Wednesday, May 25, 2016
One of the things people from developing countries most remark about when they move to America is how much choice we have in everything. Did you know there are 487 different kinds of breakfast cereal? If you've grown up here, you're used to it. But people who move here from poor countries often wander around supermarkets completely astonished, sometimes walking down the isles with tears running down their faces, overwhelmed at the abundance and choice available to them in a free society.
We're used to it. But we're also used to having no choice in fuel. If all of a sudden there was only one kind of breakfast cereal, you would be outraged. And if every store you went to had the same, single kind of breakfast cereal, you would feel that something must be done about this! You'd be writing to your Members of Congress. You'd be talking to all your friends about it. You'd be writing letters to the editor.
And that's not even a good enough analogy, because of course you can eat other things besides breakfast cereal. What if you walked into a supermarket and the only food available in the supermarket was shredded wheat? What if that was the only food in the whole store? There might be ten different brands of shredded wheat available, but that's all. And all of it outrageously expensive.

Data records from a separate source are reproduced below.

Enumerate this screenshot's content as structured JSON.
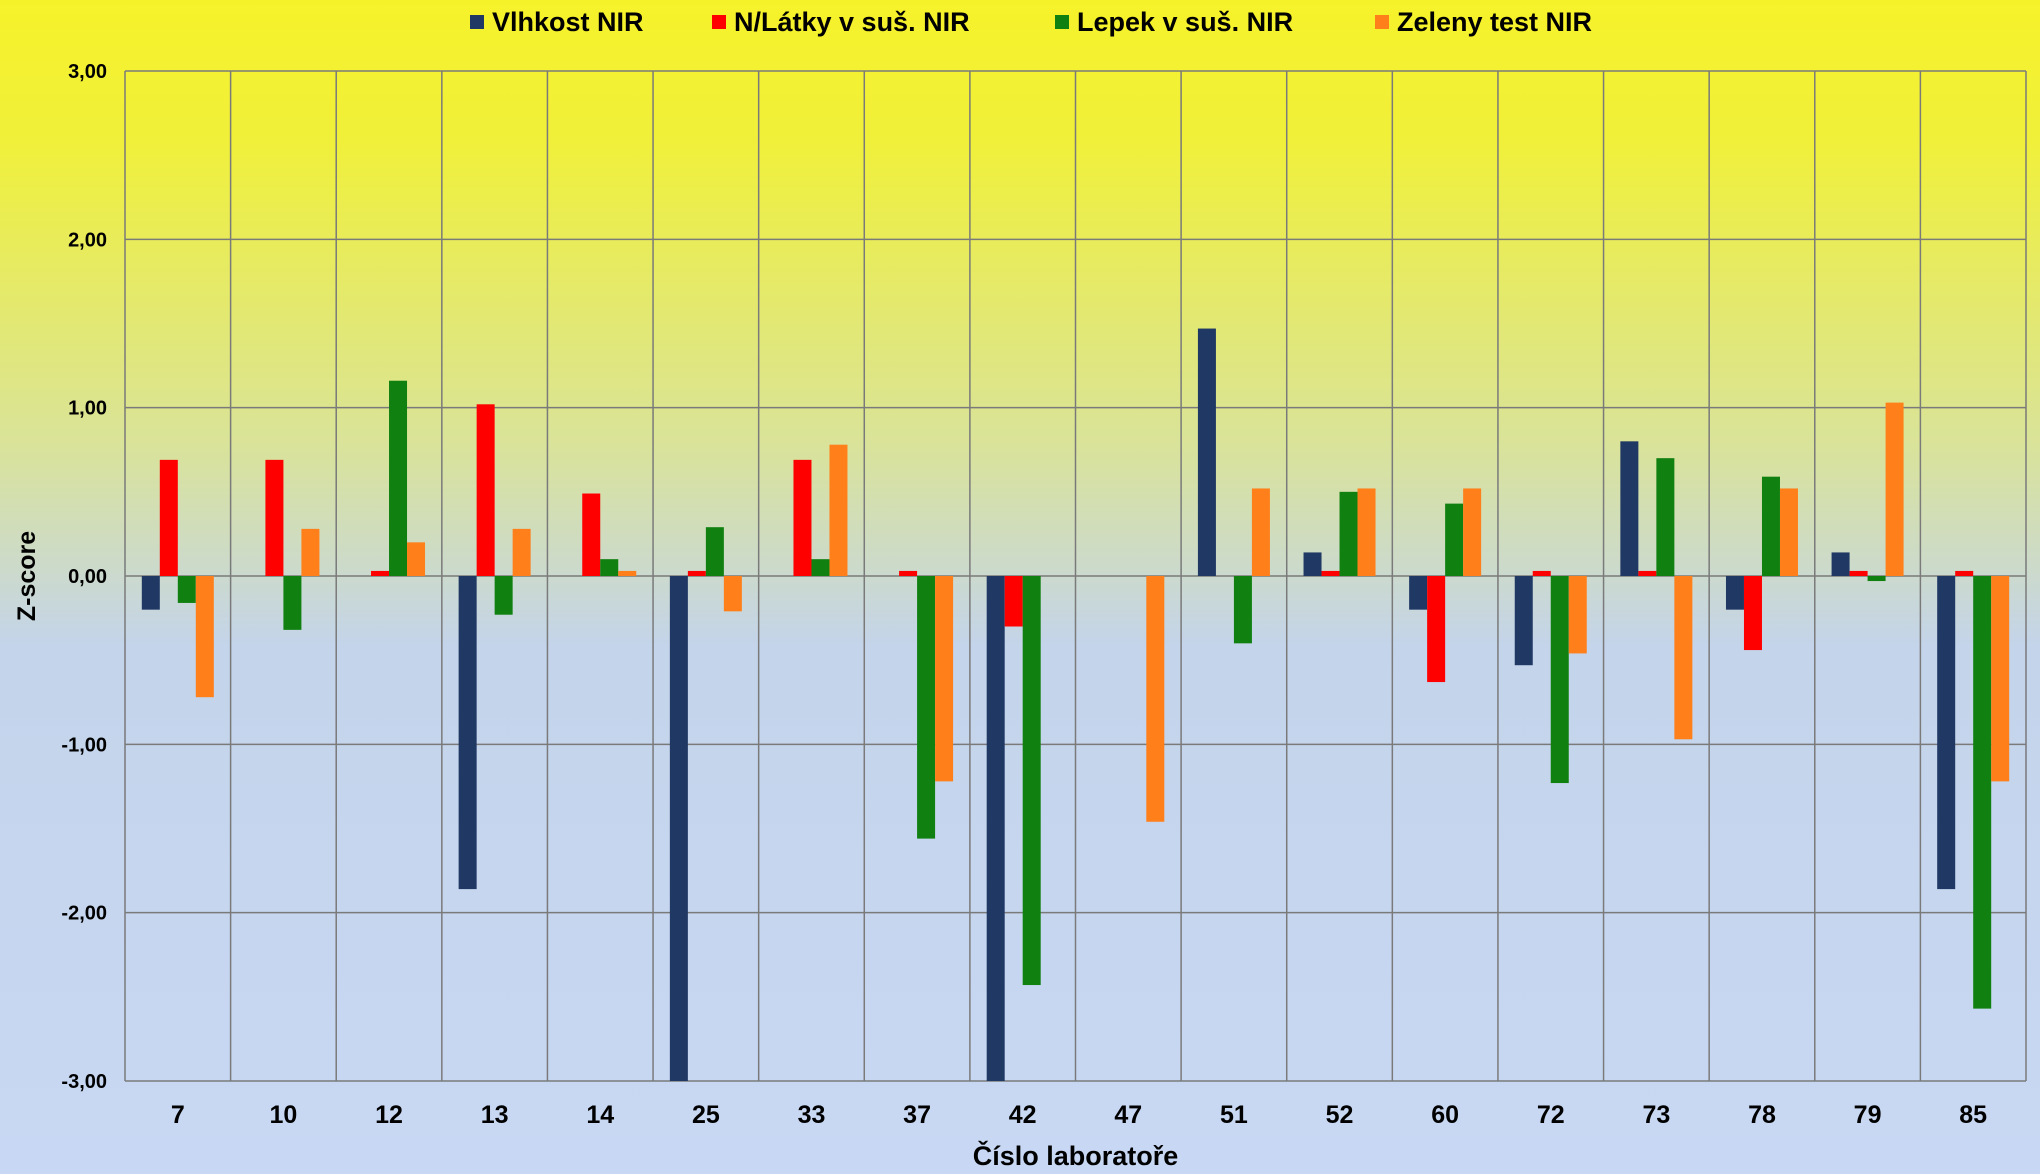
{
  "chart_data": {
    "type": "bar",
    "xlabel": "Číslo laboratoře",
    "ylabel": "Z-score",
    "ylim": [
      -3,
      3
    ],
    "yticks": [
      3,
      2,
      1,
      0,
      -1,
      -2,
      -3
    ],
    "ytick_labels": [
      "3,00",
      "2,00",
      "1,00",
      "0,00",
      "-1,00",
      "-2,00",
      "-3,00"
    ],
    "grid": true,
    "legend_position": "top",
    "categories": [
      "7",
      "10",
      "12",
      "13",
      "14",
      "25",
      "33",
      "37",
      "42",
      "47",
      "51",
      "52",
      "60",
      "72",
      "73",
      "78",
      "79",
      "85"
    ],
    "series": [
      {
        "name": "Vlhkost NIR",
        "color": "#1f3864",
        "values": [
          -0.2,
          null,
          null,
          -1.86,
          null,
          -3.0,
          null,
          null,
          -3.0,
          null,
          1.47,
          0.14,
          -0.2,
          -0.53,
          0.8,
          -0.2,
          0.14,
          -1.86
        ]
      },
      {
        "name": "N/Látky v suš. NIR",
        "color": "#ff0000",
        "values": [
          0.69,
          0.69,
          0.03,
          1.02,
          0.49,
          0.03,
          0.69,
          0.03,
          -0.3,
          null,
          null,
          0.03,
          -0.63,
          0.03,
          0.03,
          -0.44,
          0.03,
          0.03
        ]
      },
      {
        "name": "Lepek v suš. NIR",
        "color": "#108010",
        "values": [
          -0.16,
          -0.32,
          1.16,
          -0.23,
          0.1,
          0.29,
          0.1,
          -1.56,
          -2.43,
          null,
          -0.4,
          0.5,
          0.43,
          -1.23,
          0.7,
          0.59,
          -0.03,
          -2.57
        ]
      },
      {
        "name": "Zeleny test NIR",
        "color": "#ff7f1a",
        "values": [
          -0.72,
          0.28,
          0.2,
          0.28,
          0.03,
          -0.21,
          0.78,
          -1.22,
          null,
          -1.46,
          0.52,
          0.52,
          0.52,
          -0.46,
          -0.97,
          0.52,
          1.03,
          -1.22
        ]
      }
    ]
  }
}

That's more like our situation.
People would completely freak out. That's an appropriate response to an artificially-induced limit (and artificially-raised price) on a vital commodity.

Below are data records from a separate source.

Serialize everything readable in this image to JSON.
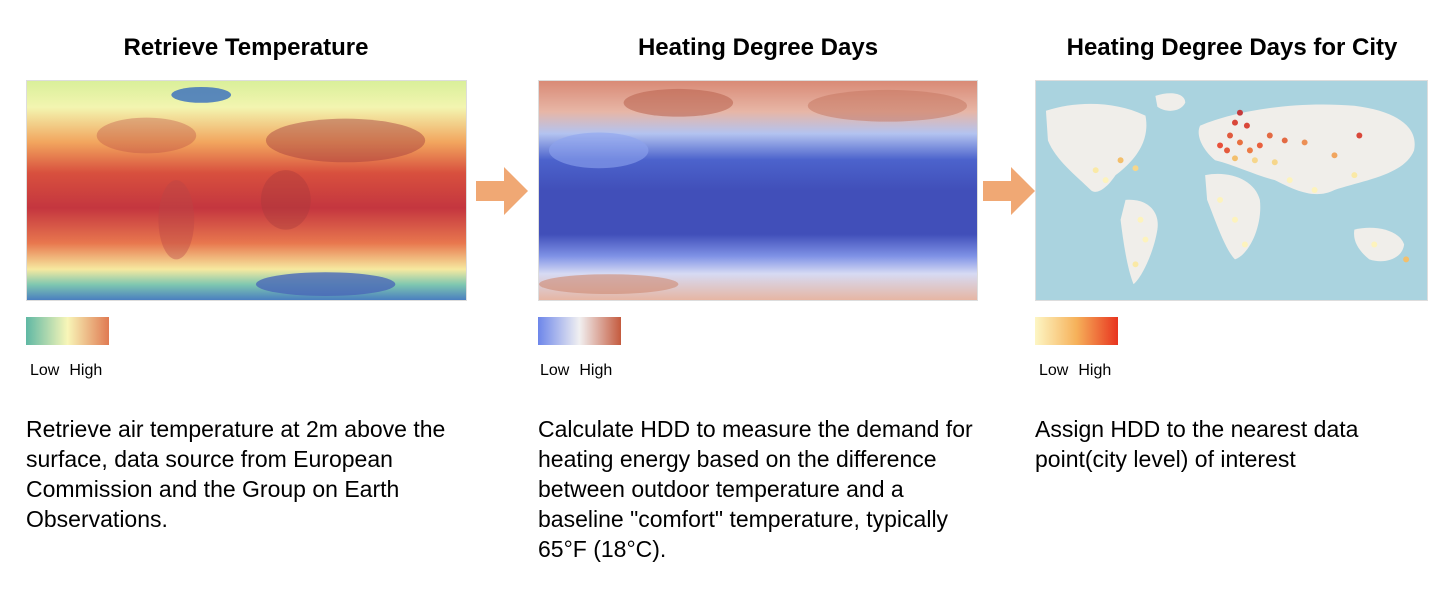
{
  "panels": [
    {
      "title": "Retrieve Temperature",
      "legend": {
        "low": "Low",
        "high": "High",
        "colors": [
          "#5fb8a4",
          "#f8f6b8",
          "#e07a52"
        ]
      },
      "description": "Retrieve air temperature at 2m above the surface, data source from European Commission and the Group on Earth Observations."
    },
    {
      "title": "Heating Degree Days",
      "legend": {
        "low": "Low",
        "high": "High",
        "colors": [
          "#6d86ea",
          "#f1f0f1",
          "#c45a3e"
        ]
      },
      "description": "Calculate HDD to measure the demand for heating energy based on the difference between outdoor temperature and a baseline \"comfort\" temperature, typically 65°F (18°C)."
    },
    {
      "title": "Heating Degree Days for City",
      "legend": {
        "low": "Low",
        "high": "High",
        "colors": [
          "#fdf6c4",
          "#f6b15a",
          "#e8341f"
        ]
      },
      "description": "Assign HDD to the nearest data point(city level) of interest"
    }
  ],
  "arrow_color": "#f0a874"
}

As soon as enough people see that the emperor has no clothes — as soon as they recognize the outrageousness of the condition of our fuel market — they are highly motivated to do something about it.
You and I need to do everything we can to get the word out. We need to help people see how ridiculous, but more importantly, how dangerous it is for us to remain in a one-fuel economy. People need to awaken. But when someone is asleep, they can't wake themselves up. They must be awakened by someone who is already awake. That's you. It is your responsibility (and your privilege) to awaken others and — let's call a spade a spade — to save the world.